Fish Feed

Aquaculture is found world-wide but one irony of the industry is that often wild caught fish are used as feed for their farm raised cousins, which is both counter-productive and environmentally unsustainable. A recent breakthrough by scientists at the University of Maryland Center for Environmental Science’s Institute for Marine and Environmental Technology will make that vicious cycle a thing of the past.

“Aquaculture cannot sustainably grow and expand to meet growing global population and protein demand without developing and evaluating alternative ingredients to reduce fishmeal and fish oil use,” said the study’s lead author, Dr. Aaron Watson.

Supported by another paper published in the Journal of Fisheries and Aquaculture, the team has proven that a completely plant-based food combination can support fast-growing marine carnivores like cobia and gilthead sea bream in reaching maturity just as well as—and sometimes better than—conventional diets of fish meal and fish oil made from wild-caught fish.

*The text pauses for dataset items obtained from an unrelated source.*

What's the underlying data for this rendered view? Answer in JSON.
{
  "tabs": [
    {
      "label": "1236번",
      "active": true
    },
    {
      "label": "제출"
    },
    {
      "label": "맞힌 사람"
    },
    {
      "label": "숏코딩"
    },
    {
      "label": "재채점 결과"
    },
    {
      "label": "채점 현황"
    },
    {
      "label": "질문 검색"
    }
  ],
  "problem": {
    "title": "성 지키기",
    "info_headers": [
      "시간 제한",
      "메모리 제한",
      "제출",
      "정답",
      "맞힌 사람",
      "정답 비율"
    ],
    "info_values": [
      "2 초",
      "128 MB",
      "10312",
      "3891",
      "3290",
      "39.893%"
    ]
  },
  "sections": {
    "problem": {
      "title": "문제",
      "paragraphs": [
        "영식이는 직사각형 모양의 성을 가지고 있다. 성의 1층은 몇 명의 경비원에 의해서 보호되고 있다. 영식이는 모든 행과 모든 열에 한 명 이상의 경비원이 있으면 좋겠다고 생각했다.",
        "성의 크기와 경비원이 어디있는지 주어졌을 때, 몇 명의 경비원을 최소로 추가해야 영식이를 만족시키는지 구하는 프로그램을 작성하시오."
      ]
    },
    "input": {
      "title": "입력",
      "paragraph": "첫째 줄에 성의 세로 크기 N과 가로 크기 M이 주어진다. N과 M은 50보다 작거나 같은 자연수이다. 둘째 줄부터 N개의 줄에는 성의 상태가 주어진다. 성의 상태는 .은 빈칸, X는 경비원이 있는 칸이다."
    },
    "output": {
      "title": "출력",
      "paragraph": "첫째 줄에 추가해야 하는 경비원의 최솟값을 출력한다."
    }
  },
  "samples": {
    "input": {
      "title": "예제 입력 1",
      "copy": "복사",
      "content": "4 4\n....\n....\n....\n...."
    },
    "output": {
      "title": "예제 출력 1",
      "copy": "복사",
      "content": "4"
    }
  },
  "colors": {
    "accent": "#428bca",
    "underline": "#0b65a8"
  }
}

Nearly half of the world’s fish and shellfish supply is supplied by aquaculture—growing fish in tanks or ponds instead of catching them from the oceans or streams—and scientists have been trying to figure out how to make growing fish sustainable. Many high-value fish such as cobia, sea bream, and striped bass are predators and eat other fish to survive and grow. As a result, their food in captivity is made of a combination of fishmeal and fish oil, and must be caught from the wild to feed them. This is expensive (for example, it can take 5 pounds of wild fish to produce one pound of fish), and it further depletes the world’s fisheries.

“This makes aquaculture completely sustainable,” said Dr. Allen Place. “The pressure on natural fisheries in terms of food fish can be relieved. We can now sustain a good protein source without harvesting fish to feed fish.”